The main difficulty for proving lower bounds for algorithms using fitness proportionate selection (and maybe the reason why  [24] does not show such bounds) is that the reproduction number is non-trivial to estimate. If all but one individual have a fitness of zero, then this individual is selected \(\mu \) times. Hence \(\mu \) is the only general upper bound for the reproduction number. The previous works and ours overcome this difficulty by arguing that the average fitness in the population cannot significantly drop below the initial value of n/2, which immediately yields that an individual with fitness k has a reproduction number of roughly at most \(\frac{k}{n/2}\).
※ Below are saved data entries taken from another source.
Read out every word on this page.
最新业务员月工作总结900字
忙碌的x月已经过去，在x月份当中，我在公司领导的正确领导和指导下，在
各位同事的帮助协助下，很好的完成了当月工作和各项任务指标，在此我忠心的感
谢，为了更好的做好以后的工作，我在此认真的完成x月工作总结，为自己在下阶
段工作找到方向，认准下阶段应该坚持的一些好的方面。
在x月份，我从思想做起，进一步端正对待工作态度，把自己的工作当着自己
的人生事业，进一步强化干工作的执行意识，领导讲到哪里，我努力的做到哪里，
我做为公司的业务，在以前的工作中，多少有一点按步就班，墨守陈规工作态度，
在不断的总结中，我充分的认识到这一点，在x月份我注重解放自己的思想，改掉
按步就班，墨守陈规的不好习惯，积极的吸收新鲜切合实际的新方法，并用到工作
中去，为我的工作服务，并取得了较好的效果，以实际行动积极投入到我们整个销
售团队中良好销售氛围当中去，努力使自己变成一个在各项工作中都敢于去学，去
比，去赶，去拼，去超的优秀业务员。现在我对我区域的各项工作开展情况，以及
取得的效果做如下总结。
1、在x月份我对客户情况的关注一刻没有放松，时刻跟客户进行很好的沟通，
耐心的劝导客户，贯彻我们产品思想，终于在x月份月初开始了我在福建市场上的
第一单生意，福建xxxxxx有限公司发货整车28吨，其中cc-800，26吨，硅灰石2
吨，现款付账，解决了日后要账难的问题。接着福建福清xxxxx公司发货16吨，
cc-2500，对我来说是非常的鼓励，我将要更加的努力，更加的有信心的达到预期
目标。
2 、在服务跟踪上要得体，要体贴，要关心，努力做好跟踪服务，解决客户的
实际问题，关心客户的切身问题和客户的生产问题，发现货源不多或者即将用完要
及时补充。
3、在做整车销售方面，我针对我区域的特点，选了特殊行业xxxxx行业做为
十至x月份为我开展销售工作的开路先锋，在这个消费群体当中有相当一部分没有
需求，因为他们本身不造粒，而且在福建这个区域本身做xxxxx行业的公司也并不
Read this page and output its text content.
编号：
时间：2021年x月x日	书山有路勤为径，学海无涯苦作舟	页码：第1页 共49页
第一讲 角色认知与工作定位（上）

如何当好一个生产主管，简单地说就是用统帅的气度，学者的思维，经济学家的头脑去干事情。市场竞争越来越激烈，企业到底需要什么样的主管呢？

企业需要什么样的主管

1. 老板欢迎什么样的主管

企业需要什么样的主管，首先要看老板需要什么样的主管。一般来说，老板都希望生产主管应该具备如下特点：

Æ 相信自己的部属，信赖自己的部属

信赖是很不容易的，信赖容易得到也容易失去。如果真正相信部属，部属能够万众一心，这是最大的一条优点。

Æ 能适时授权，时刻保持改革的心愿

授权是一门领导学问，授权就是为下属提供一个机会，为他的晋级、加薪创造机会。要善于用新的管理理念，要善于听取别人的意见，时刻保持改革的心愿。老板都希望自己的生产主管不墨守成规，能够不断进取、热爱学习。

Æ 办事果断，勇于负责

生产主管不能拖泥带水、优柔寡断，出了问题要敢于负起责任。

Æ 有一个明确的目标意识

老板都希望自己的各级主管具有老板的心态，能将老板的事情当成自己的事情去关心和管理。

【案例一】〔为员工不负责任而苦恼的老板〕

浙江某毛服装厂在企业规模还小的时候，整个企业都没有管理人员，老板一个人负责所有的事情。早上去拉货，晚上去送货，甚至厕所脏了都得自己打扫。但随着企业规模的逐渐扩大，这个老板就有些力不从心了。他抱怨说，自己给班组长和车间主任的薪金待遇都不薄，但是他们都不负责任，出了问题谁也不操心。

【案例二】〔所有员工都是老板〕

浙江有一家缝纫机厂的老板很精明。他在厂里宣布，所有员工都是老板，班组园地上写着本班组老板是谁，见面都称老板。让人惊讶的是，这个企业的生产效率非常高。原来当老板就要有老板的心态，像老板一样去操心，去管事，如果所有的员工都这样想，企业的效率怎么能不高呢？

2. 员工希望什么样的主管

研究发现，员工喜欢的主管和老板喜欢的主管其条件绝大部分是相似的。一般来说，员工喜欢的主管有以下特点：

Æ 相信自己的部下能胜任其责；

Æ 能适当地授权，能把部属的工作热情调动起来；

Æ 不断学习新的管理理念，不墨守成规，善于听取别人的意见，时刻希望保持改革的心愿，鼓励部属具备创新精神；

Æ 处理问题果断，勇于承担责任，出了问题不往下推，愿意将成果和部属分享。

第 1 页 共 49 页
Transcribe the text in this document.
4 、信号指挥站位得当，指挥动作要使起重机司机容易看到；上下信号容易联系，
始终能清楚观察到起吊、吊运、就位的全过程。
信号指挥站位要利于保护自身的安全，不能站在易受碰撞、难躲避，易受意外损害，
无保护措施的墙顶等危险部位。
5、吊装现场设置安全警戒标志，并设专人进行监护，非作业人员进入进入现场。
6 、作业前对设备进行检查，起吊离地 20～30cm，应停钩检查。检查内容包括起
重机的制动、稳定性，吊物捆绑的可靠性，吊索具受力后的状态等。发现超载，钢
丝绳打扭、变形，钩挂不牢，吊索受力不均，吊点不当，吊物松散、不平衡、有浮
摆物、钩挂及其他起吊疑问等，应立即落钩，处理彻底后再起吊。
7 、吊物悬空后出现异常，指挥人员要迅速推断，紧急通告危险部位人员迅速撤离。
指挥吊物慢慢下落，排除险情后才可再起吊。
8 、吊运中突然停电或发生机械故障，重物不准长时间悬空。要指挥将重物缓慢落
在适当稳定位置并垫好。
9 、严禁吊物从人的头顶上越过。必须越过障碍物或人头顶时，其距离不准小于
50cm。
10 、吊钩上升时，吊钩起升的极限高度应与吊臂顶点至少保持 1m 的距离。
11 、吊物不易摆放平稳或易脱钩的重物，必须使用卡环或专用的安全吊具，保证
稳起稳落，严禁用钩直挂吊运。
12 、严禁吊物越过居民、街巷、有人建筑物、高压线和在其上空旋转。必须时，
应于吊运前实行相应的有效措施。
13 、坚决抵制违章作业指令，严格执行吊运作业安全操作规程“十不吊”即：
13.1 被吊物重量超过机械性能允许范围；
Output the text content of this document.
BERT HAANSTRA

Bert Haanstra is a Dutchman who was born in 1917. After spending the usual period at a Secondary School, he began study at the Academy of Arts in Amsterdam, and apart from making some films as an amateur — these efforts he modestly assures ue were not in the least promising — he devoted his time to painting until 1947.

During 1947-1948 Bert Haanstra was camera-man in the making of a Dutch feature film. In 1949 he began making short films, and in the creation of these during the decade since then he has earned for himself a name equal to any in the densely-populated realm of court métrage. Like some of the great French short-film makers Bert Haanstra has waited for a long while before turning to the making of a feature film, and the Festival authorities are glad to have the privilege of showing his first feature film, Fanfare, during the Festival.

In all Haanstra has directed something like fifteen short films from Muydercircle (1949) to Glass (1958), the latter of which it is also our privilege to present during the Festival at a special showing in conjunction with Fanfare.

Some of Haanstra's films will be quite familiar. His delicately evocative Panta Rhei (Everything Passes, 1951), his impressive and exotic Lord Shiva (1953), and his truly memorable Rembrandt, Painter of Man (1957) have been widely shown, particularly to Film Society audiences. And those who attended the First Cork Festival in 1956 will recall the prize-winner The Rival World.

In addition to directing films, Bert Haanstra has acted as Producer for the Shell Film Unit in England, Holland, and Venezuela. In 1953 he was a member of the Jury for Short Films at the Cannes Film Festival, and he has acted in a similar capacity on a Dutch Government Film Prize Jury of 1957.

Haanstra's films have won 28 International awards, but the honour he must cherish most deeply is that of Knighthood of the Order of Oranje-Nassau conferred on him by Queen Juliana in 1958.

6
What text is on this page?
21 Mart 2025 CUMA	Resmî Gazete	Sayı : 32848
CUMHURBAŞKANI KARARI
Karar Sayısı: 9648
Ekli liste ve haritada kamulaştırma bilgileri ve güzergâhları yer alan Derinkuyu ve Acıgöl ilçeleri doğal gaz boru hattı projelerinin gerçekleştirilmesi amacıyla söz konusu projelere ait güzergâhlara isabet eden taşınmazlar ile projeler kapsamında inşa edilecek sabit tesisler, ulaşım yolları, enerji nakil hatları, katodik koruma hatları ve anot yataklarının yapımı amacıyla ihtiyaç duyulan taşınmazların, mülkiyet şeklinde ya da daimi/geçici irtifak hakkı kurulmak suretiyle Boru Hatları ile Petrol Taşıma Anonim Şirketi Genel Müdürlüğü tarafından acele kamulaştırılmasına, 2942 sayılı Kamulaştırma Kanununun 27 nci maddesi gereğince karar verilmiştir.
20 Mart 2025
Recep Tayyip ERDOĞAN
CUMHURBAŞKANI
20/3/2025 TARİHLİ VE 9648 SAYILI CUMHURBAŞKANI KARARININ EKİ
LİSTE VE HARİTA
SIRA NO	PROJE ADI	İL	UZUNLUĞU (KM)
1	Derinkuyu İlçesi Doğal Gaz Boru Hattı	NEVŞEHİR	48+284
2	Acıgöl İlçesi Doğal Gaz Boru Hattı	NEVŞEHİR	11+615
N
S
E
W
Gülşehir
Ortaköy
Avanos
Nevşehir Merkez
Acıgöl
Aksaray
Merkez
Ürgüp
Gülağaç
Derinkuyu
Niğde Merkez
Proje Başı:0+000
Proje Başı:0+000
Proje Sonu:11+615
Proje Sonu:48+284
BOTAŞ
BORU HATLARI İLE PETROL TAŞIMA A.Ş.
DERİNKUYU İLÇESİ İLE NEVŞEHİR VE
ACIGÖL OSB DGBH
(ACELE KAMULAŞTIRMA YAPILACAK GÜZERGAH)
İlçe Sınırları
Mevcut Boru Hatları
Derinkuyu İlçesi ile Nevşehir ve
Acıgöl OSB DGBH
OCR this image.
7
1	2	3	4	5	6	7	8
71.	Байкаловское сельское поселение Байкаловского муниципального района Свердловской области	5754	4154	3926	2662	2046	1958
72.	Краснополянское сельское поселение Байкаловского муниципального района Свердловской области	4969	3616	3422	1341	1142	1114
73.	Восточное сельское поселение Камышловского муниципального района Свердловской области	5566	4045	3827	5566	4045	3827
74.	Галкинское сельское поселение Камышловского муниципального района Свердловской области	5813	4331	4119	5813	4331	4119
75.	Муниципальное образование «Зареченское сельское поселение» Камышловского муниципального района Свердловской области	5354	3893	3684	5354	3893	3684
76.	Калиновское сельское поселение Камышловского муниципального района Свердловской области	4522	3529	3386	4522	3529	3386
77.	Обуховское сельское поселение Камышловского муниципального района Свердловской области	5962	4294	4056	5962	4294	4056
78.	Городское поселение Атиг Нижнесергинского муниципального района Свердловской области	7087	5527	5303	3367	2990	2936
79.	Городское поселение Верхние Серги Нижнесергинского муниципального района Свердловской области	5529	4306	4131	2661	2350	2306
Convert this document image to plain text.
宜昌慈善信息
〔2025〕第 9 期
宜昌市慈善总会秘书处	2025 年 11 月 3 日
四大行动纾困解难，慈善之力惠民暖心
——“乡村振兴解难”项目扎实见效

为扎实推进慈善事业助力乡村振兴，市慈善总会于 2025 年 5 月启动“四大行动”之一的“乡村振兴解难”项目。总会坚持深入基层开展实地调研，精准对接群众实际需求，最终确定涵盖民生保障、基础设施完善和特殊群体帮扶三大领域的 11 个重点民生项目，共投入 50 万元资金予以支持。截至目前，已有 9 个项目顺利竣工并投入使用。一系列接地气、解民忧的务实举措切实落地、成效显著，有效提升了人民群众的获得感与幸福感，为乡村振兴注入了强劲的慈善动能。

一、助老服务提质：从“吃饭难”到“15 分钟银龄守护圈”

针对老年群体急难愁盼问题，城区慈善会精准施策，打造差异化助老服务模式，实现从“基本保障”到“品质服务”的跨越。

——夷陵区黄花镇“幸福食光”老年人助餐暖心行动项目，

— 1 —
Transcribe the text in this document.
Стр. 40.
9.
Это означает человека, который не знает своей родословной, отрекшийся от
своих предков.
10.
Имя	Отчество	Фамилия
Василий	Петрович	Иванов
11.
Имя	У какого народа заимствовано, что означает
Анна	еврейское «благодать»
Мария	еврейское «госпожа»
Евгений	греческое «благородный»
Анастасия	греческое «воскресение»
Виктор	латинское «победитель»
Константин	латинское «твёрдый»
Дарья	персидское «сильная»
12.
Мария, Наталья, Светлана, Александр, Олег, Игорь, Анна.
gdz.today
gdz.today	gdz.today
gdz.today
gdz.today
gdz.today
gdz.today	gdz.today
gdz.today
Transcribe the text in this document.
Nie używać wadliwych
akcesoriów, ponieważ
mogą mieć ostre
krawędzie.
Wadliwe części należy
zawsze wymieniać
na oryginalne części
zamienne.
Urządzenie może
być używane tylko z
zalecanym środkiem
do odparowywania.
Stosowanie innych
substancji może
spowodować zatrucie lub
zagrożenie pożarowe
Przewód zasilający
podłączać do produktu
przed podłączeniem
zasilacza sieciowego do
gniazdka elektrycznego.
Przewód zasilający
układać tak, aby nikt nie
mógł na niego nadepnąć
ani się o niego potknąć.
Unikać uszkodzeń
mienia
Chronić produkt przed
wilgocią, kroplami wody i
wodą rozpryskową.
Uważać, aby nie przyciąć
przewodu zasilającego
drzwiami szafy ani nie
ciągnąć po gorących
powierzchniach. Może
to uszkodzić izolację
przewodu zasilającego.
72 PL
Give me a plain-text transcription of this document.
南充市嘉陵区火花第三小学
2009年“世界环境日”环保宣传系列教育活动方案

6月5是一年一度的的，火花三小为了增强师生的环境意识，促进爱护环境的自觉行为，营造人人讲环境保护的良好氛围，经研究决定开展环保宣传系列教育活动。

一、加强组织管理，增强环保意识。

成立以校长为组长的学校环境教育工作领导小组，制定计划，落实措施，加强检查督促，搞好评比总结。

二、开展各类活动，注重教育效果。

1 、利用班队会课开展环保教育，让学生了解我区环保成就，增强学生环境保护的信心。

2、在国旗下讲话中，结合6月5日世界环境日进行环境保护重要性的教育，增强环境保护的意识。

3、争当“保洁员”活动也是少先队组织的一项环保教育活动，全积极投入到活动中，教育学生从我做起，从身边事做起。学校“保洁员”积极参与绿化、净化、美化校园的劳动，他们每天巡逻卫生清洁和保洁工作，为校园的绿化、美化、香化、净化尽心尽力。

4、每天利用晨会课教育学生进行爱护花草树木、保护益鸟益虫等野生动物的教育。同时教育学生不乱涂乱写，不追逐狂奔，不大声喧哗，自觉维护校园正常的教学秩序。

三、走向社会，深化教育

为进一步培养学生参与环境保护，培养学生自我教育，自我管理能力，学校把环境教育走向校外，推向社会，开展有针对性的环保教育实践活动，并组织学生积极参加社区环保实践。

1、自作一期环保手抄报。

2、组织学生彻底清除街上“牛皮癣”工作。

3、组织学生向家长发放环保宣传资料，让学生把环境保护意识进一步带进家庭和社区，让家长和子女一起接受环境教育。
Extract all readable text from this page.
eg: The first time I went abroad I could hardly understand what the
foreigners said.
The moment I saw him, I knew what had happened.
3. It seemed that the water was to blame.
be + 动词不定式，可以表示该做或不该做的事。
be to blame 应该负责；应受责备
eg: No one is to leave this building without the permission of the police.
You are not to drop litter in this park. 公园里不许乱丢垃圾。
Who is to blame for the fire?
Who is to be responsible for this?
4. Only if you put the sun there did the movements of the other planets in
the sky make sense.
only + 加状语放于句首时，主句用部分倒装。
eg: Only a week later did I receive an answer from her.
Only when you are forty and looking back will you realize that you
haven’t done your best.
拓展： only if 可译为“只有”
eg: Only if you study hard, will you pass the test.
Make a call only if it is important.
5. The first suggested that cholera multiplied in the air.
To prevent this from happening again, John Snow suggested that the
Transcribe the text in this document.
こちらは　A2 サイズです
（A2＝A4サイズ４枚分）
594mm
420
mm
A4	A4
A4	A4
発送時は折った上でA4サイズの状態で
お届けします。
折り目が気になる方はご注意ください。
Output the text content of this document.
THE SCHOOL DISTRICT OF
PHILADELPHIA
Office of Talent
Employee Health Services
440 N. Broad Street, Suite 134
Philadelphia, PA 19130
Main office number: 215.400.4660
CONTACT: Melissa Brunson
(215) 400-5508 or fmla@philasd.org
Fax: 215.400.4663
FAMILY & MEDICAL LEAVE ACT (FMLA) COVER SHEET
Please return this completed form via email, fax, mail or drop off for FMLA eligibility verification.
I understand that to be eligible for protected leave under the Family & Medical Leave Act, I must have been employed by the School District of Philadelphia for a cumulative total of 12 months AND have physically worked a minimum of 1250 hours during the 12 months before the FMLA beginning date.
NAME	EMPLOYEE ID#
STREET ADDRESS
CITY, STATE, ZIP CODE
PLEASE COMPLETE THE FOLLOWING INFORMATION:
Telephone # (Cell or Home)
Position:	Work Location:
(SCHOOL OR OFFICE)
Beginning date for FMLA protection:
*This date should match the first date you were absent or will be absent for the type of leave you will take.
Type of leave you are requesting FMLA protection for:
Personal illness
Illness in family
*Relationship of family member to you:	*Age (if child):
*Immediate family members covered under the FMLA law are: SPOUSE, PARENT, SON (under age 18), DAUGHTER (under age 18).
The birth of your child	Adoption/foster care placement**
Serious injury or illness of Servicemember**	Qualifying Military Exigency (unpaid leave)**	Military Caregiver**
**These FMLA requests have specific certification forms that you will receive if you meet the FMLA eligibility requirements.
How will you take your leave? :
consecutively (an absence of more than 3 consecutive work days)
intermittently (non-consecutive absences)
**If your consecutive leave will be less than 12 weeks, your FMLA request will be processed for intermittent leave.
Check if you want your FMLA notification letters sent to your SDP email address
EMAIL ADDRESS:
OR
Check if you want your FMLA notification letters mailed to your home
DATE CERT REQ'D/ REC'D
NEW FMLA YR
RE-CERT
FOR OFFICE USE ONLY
While it is natural that the typical fitness of an individual should not drop far below n/2, informally arguing that the individuals should be at least as good as random individuals, making this argument precise is not completely trivial. In  [29, Lemma 6], it is informally argued that the situation with fitness proportionate selection cannot be worse than with uniform selection and for the latter situation a union bound over all lineages of individuals is employed and a negative-drift analysis from  [30, Section 3] is used for a single lineage. The analysis in  [25, Lemma 9] builds on the (positive) drift stemming from standard bit mutation when the fitness is below n/2 (this argument needs a mutation rate of at least \(\varOmega (1/n)\)) and the independence of the offspring (here the lower bound \(\lambda \ge n^3\) is needed to allow the desired Chernoff bound estimates).

Our proof relies on a natural domination argument that shows that at all times all individuals are at least as good as random individuals in the sense of stochastic domination (see, e.g.,  [7]) of their fitness. This allows to use a simple Chernoff bound to argue that with high probability, for a long time all individuals have a fitness of at least \((\frac{1}{2} - \varepsilon ) n\). The remainder of the proof is an application of Corollary 5. Clearly, Lehre’s lower bound  [24, Theorem 4] would have been applicable as well with the main difference being that one has to deal with the constant \(\delta \), which does not exist in Corollary 5. The full proof can again be found in  [10].

6 Conclusion and Outlook

In this work, we have proven two technical tools which might ease future lower bound proofs in discrete evolutionary optimization. The negative multiplicative drift theorem has the potential to replace the more technical negative drift theorems used so far in different contexts. Our strengthening and simplification of the negative drift in populations method should help increasing our not very developed understanding of population-based algorithms in the future. Clearly, it is restricted to mutation-based algorithms – providing such a tool for crossover-based algorithms and extending our understanding how to prove lower bounds for these beyond the few results  [11, 15, 34, 36] would be a great progress.